Sosok Ida Pedanda Gede
Made Gunung belakangan banyak diperbincangkan umat Hindu. Tokoh Hindu yang satu
ini dinilai banyak kalangan memiliki pemikiran yang jauh kedepan, trampil dalam
"menerjemahkan" tatwa agama dengan bahasa yang jelas dan lugas serta
memiliki rasa humor yang tinggi. Pedanda yang dilahirkan di Gria Gede Kemenuh
Purnawati ini, seolah - olah mengubah citra Pedanda (Pendeta Hindu) dari
sekedar muput karya (memimpin pelaksanaan upacara), menjadi pemberi Dharma
Wacana, disamping itu tentunya juga muput karya. Tidak mengherankan jika wajah
beliau acapkali muncul di berbagai media, baik media elektronik maupun media
cetak, untuk memberikan dharma wacana (wejangan suci) kepada umat Hindu.

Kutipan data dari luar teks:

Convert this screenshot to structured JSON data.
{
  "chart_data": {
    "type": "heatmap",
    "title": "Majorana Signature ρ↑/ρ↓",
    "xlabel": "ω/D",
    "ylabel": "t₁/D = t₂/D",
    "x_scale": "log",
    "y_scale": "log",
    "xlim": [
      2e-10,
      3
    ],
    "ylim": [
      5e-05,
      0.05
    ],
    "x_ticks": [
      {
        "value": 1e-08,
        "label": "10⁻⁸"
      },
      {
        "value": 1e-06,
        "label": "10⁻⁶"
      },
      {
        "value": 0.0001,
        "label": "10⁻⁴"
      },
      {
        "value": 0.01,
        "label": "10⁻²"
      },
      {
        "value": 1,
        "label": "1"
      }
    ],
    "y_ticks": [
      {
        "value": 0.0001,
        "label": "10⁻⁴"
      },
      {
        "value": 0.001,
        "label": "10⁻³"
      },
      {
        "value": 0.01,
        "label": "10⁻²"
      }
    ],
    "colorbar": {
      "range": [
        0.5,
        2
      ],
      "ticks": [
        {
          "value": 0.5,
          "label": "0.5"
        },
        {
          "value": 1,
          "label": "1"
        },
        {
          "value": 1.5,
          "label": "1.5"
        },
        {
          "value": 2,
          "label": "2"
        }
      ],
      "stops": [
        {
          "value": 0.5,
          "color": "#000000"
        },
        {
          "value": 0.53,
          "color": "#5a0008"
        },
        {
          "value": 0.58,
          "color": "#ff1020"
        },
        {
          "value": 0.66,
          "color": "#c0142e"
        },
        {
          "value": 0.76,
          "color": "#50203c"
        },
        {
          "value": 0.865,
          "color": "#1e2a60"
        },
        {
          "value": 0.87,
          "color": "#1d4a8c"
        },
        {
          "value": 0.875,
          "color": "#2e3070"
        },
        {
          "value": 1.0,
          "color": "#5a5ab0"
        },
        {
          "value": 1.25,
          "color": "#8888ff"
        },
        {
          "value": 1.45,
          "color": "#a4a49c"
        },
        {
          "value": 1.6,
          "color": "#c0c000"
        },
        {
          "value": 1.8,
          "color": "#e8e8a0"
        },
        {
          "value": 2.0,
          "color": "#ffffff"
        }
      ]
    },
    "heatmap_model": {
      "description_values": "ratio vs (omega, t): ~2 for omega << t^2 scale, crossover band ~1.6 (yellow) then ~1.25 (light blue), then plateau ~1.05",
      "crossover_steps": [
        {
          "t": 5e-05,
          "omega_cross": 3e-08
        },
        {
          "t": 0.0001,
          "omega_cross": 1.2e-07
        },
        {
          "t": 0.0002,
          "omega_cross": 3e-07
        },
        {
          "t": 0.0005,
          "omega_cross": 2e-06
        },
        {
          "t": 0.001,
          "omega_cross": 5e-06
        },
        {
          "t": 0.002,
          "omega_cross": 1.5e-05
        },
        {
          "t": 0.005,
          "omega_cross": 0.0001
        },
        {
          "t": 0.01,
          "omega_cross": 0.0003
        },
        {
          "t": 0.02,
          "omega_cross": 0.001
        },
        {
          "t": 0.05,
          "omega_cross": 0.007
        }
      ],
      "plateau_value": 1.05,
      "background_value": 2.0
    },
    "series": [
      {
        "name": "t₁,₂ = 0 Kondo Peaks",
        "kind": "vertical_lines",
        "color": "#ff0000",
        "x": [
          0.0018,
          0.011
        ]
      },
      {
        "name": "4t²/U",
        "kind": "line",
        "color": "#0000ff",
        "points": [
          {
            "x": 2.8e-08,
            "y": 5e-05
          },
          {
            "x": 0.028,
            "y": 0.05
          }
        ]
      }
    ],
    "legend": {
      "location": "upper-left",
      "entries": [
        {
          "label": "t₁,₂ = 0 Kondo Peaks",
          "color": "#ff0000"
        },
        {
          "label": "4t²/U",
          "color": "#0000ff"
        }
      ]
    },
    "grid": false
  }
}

Beliau memberikan dharma wacana tidak hanya di Bali, tetapi juga di luar bali
seperti Jakarta hingga ke Kalimantan.
Beliau juga sempat
matirta yatra ke India bersama Dr.Somvir. Setelah menamatkan SD (1965) di
Blahbatuh dan SMPN (1968) di Gianyar, beliau lalu melanjutkan pendidikan ke
Taman Guru Atas (1971) di Sukawati. Beliau kemudian bekerja sebagai Petugas
Lapangan Keluarga Berencana (PLKB) Gianyar (1972 - 1974), lalu menjadi guru SD
di mawang Ubud (1975 - 1983) dan selajutnya pindah ke SD 7 Saba (1987 - 1994).
Tahun 1992 beliau sempat mendapat peringkat sebagai guru teladan Kecamatan
Blahbatuh. Disela -sela kesibukan sebagai guru, beliau melanjutkan pendidikan
di Institut Hindu Dharma (IHD) hingga memperoleh gelar Sarjana Muda pada tahun
1986. Beliau Madiksa atau menjadi pedanda pada tahun 1994 dan sejak tahun 2002
sampai sekarang beliau menjadi dosen luar biasa di almamaternya di Fakultas
Usada Universitas Hindu Indonesia, sebutan IHD sekarang.
Selain itu beliau juga
aktif dalam kegiatan organisasi sejak akhir tahun 1960-an. Mula - mula di
bidang olah raga, menjadi pemain voli seleksi PON Bali, menjadi pelatih karate
(sabuk hitam), dan kemudian organisasi keagamaan. Mula - mula beliau aktif di
Parisada Hindu Dharma Indonesia (PHDI) kecamatan Blahbatuh, PHDI Gianyar
(1989-1994) PHDI Bali (1994-2001) dan PHDI Bali versi Campuhan (2001-2006) Catatan
Sebelum Madiksa Dua tahun sebelum madiksa (menjadi pendeta), beliau sudah mulai
membenahi pola pikir, perkataan dan perbuatan sebagai persiapan memasuki dunia
kependetaan. Suatu hari, kira-kira 4 bulan sebelum madiksa, beliau pergi
mengunjungi Rumah Sakit Sanglah untuk melihat mereka yang dirawat disana,
beliau ingin merasakan bagaimana kondisi dan penderitaan mereka yang sedang
sakit , beliau juga berjalan mengunjungi UGD, mengunjung bangsal - bangsal yang
lain hingga berakhir di depan kamar mayat. Setelah itu beliau mengunjungi Rumah
Sakit Wangaya untuk tujuan yang sama.
Beliau juga mengunjungi
Super Market, sekedar untuk melihat bagaimana anak - anak bermain dan menikmati
santapan. Disana beliau sempat diikuti oleh satpam, yang barangkali merasa agak
janggal karena melihat beliau yang berjenggot, berambut panjang dan menggunakan
destar datang ke tempat seperti itu dan seperti dengan tujuan yang tidak jelas.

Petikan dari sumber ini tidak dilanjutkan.